Ada Lovelace, de eerste visionair op technologiegebied
Toen Ada Lovelace twaalf jaar oud was, wilde ze vliegen. Ze benaderde het probleem methodisch, bestudeerde vogels en onderzocht verschillende materialen die als vleugels konden dienen – veren, papier, zijde. In de loop van haar onderzoek, dat volgens haar biografe Betty Alexandra Toole in februari 1828 begon, schreef Ada een gids met de titel “Flyology”, waarin zij haar bevindingen opnam en illustreerde. Ze zwoegde aan dit project totdat haar moeder haar berispte voor het verwaarlozen van haar studies, die bedoeld waren om haar op een rationele en niet op een fantasievolle koers te zetten.
Ada’s moeder, Annabella Byron, was de rechtlijnige tegenpool van haar vader, Lord Byron, de Romantische dichter, die zijn vrouw de “Prinses van Parallelogrammen” noemde. Een maand na Ada’s geboorte, verhuisde Annabella Byron hun dochter uit hun huis in Londen, en weg van Lord Byron’s invloed. Toen hij kort voor zijn dood schreef met vragen over Ada’s opvoeding, kon Annabella het volgende melden: “Niet gespeend van verbeelding, maar wordt voornamelijk uitgeoefend in verband met haar mechanische vindingrijkheid.” Dit was het beste waar ze op kon hopen, nadat ze Ada een discipline voor rekenen, muziek en Frans had bijgebracht, volgens de biografie “A Female Genius,” door James Essinger, die vandaag verschijnt.
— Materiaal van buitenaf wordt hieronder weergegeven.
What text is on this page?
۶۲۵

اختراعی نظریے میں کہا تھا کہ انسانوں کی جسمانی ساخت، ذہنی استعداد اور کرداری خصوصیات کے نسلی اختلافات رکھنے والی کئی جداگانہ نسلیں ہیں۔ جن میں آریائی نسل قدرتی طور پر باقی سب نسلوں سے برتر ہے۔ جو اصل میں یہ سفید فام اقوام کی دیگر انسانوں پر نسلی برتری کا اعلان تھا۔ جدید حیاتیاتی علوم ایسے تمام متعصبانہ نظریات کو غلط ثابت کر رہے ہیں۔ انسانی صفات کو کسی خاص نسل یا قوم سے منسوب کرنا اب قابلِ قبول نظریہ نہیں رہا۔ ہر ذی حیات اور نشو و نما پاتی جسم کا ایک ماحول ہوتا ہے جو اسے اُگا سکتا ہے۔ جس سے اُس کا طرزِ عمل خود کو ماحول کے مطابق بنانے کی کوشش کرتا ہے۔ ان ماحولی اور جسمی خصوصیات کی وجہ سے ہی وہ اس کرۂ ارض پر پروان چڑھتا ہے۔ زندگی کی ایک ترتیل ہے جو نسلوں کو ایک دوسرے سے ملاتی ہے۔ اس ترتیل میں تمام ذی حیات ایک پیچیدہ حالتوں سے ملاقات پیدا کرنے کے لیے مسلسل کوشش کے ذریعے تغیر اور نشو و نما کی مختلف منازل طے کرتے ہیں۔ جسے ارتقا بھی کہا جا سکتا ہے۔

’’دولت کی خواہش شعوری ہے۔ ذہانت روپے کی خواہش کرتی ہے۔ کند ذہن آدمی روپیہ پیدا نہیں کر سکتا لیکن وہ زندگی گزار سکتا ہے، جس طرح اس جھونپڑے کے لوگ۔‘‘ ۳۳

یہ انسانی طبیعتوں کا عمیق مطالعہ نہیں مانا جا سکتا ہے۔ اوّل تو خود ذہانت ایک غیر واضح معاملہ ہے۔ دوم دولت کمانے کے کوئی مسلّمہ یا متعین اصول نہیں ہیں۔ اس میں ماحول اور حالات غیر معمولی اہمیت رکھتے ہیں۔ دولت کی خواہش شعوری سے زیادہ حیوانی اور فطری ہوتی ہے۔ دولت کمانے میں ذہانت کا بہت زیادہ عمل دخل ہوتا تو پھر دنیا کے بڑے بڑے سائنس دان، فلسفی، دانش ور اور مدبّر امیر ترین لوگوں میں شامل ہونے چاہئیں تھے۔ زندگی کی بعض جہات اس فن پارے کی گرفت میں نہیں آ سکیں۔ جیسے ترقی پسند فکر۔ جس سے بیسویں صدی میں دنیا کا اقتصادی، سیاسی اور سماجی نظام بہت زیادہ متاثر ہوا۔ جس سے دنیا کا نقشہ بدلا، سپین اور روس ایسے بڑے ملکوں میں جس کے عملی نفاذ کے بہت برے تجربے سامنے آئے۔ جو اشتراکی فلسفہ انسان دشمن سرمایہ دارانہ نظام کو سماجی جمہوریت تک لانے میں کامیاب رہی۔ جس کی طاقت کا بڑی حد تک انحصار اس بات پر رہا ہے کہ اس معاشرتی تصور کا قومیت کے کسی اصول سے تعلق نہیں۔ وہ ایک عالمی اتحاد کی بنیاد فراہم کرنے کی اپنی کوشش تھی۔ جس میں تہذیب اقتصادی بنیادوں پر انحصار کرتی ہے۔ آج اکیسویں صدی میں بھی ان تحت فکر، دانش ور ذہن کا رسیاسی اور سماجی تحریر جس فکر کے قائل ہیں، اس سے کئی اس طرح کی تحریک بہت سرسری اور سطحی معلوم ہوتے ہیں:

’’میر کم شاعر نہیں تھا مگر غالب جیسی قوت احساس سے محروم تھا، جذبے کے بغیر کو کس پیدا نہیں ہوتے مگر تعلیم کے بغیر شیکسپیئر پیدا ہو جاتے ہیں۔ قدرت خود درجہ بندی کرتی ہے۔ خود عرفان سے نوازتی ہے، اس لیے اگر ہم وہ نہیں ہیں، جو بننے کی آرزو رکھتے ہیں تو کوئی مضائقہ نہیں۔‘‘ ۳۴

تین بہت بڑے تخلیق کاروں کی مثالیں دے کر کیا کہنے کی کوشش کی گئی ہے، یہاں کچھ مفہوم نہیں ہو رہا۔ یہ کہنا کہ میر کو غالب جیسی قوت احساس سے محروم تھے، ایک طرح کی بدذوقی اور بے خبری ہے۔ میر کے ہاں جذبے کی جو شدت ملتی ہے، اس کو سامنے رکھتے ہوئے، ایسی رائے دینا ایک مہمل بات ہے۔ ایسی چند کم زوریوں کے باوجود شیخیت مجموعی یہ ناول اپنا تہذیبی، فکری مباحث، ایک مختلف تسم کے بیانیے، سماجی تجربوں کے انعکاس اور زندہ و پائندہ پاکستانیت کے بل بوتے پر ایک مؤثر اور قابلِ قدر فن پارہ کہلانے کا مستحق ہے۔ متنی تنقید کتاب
Essinger schrijft dat Lady Byron de verbeelding van haar dochter wilde onderdrukken, omdat ze dacht dat die “gevaarlijk en potentieel destructief was en van de Byrons afkomstig was.”
Maar Lovelace verzoende de tegenstrijdige invloeden van haar ouders met elkaar. Op 5 januari 1841 vroeg ze zich af: “Wat is verbeelding?” Twee dingen, dacht ze. Ten eerste “het vermogen tot combineren”, dat “punten van overeenkomst ziet tussen onderwerpen die geen ogenschijnlijk verband met elkaar hebben”, en vervolgens schreef ze: “Verbeelding is bij uitstek het vermogen tot ontdekken. Het is datgene wat doordringt in de ongeziene werelden om ons heen, de werelden van de wetenschap.”
Augusta Ada Lovelace staat bekend als de eerste computerprogrammeur, en sinds 2009 wordt zij jaarlijks op 15 oktober erkend om de vaak over het hoofd geziene bijdragen van vrouwen aan wiskunde en wetenschap onder de aandacht te brengen. Het hoofdevenement vindt vandaag plaats in het Imperial College in Londen, met de première van een bloemlezing van essays, “A Passion for Science: Stories of Discovery and Invention.” “Ik begon te denken dat een van de grootste delen van het probleem was dat vrouwen in tech vaak onzichtbaar zijn,” vertelde Suw Charman-Anderson, de oprichter van Ada Lovelace Day. Na het lezen van een studie in 2006 van de psychologe Penelope Lockwood, die onderzoek deed naar het gebrek aan vrouwelijke rolmodellen in de wetenschappen, dacht Charman-Anderson dat een fête voor Lovelace het bewustzijn van haar opmerkelijke opvolgers zou kunnen vergroten. Dit jaar zullen er over de hele wereld tientallen festiviteiten plaatsvinden, waaronder een “Ada Lovelace Edit-a-thon” aan de Brown University, waar vrijwilligers de Wikipedia-vermeldingen voor vrouwelijke wetenschappers zullen verbeteren.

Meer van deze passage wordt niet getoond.